Doug Pintar ratnip3 at gmail.com
Tue Oct 18 11:39:24 MDT 2011


Zan,
Thanks for your reply.  I really am an old disk hacker and started writing 
drivers for them way back in the early 1980s using Zilog Z-80 processors 
under a multi-user timesharing system (no kidding, it easily supported 8 
9600-baud serial terminals on an 8-bit microcomputer!) called "Oasis".  The 
original ST-506 interface, for which Adaptec (I think) made a "generic" 
controller that we were able to glue into an S-100 bus card.  Oasis, BTW, 
was seriously faster and feature-rich compared to the IBM PCs when they 
first came out.  Not as much address space per user process, but other than 
that the original MS-DOS/BIOS combo was quite the disappointment.  We 
basically used it as a program loader for our home-brew system and then 
kicked it out of the way, and I had to write what was basically a RAID 0 
driver (again using a lashed-up controller as the hard-drive-supporting 
PC-AT hadn't come out yet) for that one as well.  Anyway, I guess I let the 
similarity of the numbers for the 500 GB drive lead me off into lalaland. 
I'd sorta figured that the 250 GB drive had perhaps one less platter than 
the bigger one, rather than having bits that are almost "twice as wide" (or 
"long", track-wise) and take correspondingly longer to move around.  Your 
answer makes good sense, and I appreciate your taking the time to give me a 
concise, meaningful reply.  Just as an aside, both drives claim the full 
SATA 3Gb/sec transfer rate to/from their caches, but I suspect they lie.
Appreciatively,
Doug Pintar

----- Original Message ----- >
> Internal transfer rates are for just the drive electronics.

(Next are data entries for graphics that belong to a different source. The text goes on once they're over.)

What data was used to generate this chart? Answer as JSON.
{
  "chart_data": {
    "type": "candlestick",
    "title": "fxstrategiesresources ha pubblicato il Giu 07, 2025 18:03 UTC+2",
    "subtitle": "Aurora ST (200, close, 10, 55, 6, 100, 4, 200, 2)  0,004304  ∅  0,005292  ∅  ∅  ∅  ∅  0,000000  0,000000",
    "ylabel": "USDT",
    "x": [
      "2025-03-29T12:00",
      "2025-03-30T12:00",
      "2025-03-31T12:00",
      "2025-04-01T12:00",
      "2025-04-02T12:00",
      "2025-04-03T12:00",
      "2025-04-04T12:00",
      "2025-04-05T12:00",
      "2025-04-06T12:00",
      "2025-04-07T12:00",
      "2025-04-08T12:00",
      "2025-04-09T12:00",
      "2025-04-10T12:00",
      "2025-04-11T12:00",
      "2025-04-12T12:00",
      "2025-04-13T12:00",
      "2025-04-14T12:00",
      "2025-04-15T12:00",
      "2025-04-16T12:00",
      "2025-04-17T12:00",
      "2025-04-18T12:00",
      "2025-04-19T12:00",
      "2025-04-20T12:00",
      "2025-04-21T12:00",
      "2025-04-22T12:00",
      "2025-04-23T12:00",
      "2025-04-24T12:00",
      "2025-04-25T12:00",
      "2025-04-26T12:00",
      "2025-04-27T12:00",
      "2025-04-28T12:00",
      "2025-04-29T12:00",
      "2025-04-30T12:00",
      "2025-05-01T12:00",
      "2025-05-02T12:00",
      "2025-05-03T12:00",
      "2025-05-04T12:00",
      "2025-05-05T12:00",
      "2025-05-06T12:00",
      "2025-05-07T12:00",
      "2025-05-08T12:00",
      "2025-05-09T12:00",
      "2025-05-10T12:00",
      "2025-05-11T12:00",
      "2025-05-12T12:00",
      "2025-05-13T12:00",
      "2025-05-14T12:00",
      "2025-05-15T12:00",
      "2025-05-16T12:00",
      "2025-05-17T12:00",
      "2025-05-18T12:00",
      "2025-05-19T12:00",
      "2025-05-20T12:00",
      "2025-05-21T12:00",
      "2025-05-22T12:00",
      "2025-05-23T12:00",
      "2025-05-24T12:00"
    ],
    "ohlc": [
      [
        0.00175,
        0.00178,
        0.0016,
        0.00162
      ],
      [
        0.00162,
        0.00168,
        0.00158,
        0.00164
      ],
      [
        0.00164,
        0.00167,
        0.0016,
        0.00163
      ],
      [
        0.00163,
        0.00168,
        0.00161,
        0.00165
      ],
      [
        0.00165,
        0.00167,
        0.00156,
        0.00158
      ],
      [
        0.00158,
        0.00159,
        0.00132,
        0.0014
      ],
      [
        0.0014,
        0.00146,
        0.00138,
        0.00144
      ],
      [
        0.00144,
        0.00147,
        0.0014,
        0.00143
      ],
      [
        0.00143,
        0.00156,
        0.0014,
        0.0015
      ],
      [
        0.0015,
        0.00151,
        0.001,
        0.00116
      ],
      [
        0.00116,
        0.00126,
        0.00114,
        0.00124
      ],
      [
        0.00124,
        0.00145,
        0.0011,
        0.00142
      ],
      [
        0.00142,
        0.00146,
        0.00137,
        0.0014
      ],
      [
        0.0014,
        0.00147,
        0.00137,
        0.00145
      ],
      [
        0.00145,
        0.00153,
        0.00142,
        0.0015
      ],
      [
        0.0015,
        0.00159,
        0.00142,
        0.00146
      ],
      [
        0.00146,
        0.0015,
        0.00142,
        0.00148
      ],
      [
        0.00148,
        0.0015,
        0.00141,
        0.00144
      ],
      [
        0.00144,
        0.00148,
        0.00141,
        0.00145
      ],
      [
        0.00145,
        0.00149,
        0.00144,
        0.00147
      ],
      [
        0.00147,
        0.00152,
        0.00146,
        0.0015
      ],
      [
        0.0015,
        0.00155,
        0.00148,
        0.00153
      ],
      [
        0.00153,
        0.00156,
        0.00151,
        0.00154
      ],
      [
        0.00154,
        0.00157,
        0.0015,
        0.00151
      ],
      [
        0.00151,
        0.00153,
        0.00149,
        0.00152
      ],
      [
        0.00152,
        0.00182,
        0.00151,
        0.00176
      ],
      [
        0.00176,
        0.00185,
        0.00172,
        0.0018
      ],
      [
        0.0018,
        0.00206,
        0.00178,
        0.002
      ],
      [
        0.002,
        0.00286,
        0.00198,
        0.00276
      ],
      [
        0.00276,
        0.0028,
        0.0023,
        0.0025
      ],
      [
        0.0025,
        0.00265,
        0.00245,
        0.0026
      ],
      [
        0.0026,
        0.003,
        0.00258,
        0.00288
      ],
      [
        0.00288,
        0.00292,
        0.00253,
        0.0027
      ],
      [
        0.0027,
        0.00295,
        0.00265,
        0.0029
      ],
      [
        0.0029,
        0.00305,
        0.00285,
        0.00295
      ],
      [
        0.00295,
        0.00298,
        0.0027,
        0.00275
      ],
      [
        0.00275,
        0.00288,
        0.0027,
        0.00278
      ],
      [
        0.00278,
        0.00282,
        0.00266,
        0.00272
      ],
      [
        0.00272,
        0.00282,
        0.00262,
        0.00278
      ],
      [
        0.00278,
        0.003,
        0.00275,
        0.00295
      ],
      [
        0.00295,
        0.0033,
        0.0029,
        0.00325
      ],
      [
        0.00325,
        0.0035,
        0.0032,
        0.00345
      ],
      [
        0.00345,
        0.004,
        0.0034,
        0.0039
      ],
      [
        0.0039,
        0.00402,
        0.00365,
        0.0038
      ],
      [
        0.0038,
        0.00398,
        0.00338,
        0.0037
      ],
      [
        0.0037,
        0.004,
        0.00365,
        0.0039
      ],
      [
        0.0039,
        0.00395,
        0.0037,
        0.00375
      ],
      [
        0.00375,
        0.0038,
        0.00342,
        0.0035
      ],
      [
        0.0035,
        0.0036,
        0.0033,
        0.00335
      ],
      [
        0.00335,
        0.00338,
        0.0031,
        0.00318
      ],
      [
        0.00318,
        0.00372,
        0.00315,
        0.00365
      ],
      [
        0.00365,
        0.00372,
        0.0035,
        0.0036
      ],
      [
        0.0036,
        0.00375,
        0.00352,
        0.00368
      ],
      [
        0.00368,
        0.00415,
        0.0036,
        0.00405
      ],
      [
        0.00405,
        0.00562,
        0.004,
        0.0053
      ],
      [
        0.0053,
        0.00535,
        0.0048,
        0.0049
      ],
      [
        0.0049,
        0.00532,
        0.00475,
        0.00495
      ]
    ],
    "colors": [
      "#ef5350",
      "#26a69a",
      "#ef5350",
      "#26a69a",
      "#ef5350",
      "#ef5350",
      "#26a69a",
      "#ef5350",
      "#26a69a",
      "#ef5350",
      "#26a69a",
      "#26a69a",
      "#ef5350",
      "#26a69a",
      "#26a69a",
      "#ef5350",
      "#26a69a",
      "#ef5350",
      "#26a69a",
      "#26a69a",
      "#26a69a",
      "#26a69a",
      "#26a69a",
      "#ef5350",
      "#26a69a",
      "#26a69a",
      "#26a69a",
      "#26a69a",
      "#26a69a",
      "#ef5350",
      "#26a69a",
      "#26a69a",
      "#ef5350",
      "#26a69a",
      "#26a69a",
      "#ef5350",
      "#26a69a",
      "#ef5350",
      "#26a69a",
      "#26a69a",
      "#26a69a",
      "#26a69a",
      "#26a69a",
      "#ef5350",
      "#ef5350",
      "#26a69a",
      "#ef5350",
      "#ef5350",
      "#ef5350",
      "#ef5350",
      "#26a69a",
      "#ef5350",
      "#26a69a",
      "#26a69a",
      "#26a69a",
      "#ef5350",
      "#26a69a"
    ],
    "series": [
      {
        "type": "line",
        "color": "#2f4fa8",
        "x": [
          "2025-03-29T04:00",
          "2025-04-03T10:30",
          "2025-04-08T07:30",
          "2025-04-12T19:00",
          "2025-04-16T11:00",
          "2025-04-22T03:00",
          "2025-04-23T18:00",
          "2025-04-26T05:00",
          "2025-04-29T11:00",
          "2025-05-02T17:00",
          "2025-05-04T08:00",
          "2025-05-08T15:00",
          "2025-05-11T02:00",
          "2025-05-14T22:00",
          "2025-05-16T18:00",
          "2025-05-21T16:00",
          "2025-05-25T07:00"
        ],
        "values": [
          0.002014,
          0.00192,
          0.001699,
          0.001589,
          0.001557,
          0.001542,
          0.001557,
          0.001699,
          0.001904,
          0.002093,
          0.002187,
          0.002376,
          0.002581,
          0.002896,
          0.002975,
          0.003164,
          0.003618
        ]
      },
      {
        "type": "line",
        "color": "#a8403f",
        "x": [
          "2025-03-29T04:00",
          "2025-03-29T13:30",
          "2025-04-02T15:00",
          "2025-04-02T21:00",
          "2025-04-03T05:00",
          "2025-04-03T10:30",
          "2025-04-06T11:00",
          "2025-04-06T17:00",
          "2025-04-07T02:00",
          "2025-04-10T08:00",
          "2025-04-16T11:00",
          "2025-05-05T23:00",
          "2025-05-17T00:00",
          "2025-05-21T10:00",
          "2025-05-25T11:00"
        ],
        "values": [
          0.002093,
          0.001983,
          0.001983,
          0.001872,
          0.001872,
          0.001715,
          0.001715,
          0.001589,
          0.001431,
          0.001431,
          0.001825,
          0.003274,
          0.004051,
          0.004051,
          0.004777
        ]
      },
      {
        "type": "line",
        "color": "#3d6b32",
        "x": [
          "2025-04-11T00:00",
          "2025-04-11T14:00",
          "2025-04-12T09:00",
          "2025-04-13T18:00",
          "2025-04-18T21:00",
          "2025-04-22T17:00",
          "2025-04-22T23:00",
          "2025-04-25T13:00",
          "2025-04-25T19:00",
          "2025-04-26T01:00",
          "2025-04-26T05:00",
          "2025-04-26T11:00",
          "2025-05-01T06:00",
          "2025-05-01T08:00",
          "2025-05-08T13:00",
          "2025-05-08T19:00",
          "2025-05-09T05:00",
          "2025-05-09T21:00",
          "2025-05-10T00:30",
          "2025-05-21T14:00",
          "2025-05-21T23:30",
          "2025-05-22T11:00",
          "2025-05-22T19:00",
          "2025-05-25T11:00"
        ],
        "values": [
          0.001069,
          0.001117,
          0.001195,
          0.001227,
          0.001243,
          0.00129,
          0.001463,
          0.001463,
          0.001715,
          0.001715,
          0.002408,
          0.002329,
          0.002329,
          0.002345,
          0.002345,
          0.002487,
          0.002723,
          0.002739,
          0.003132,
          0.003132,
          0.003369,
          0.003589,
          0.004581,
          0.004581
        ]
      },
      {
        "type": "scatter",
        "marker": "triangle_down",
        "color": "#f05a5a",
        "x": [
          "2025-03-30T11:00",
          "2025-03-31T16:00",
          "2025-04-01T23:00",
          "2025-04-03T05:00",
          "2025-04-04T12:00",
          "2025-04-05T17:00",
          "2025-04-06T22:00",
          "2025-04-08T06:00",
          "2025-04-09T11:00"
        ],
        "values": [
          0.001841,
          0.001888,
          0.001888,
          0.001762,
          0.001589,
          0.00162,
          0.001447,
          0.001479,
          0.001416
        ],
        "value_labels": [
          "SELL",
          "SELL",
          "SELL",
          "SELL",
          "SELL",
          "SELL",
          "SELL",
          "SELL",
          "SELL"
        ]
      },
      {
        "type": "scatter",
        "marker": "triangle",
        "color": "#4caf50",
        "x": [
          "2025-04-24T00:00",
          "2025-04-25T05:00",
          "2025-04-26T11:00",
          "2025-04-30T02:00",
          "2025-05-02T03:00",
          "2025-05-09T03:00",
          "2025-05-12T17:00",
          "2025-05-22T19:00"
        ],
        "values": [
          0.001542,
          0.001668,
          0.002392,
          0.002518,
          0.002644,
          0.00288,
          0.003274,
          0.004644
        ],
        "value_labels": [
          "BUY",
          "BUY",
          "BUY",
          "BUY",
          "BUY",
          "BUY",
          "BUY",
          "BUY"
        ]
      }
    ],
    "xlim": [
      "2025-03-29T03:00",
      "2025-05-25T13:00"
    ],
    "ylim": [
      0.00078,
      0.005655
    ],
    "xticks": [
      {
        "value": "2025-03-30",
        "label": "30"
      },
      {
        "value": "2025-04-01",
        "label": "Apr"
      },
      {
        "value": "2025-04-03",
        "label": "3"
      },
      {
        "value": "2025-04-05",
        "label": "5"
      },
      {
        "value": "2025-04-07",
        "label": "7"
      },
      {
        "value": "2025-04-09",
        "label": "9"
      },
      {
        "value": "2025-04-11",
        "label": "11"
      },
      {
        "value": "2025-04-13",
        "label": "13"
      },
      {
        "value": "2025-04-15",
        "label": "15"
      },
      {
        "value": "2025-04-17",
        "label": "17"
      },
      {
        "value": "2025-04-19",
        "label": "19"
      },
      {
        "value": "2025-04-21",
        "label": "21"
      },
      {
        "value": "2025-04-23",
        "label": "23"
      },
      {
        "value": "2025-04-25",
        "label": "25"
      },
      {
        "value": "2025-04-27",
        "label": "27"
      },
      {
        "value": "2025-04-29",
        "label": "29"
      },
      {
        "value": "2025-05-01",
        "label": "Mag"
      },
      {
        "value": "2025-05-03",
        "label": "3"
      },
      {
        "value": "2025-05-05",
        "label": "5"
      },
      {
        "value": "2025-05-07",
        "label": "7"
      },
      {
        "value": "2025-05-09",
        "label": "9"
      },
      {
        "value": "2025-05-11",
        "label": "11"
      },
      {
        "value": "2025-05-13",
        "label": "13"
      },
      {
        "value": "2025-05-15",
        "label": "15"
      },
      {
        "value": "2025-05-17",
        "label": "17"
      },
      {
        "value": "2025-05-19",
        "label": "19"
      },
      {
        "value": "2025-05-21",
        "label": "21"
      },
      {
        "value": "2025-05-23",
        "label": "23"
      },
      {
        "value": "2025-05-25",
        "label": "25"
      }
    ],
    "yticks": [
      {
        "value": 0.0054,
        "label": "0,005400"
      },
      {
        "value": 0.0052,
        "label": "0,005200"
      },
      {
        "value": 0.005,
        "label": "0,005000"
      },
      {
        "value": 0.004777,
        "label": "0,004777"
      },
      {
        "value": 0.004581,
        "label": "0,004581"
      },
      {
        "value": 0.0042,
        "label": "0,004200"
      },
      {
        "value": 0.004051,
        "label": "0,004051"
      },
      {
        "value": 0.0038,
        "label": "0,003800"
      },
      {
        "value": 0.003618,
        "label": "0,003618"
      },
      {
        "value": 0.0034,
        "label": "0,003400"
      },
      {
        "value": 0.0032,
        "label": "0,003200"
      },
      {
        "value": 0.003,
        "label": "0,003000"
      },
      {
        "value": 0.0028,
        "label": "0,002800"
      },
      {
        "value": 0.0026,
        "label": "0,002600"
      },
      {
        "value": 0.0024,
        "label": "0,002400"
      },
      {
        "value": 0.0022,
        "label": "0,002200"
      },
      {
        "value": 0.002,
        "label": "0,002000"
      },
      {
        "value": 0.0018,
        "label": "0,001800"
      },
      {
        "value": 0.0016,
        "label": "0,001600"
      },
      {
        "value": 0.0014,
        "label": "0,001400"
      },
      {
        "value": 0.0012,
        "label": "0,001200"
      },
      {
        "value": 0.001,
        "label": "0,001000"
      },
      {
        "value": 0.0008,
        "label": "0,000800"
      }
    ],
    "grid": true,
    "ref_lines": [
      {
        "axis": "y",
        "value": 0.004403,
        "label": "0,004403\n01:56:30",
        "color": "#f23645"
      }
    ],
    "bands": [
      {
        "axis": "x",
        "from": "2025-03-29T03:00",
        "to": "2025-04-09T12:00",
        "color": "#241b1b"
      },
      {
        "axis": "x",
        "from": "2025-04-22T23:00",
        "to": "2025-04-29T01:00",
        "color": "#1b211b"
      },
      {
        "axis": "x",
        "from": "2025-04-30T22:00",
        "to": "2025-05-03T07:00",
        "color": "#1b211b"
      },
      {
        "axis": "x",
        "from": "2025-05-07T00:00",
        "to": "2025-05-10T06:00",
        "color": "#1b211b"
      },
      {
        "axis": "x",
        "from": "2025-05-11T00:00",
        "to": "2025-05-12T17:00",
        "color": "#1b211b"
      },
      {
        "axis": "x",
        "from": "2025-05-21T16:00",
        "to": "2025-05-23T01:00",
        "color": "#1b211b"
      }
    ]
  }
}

It's usually
> the rate it can handle reading and writing from the cache on the drive.
>
> So the internal rate has nothing much to do with the rate that the drive
> can read from the platters.
>
> Beyond that, I am not surprised that a 250 GB drive is half as fast as
> the 500 GB drive. One hard drive performance parameter is the density of
> data on a track. A drive with double the data density will have double
> the transfer rate, if the spin rate and track spacing are the same.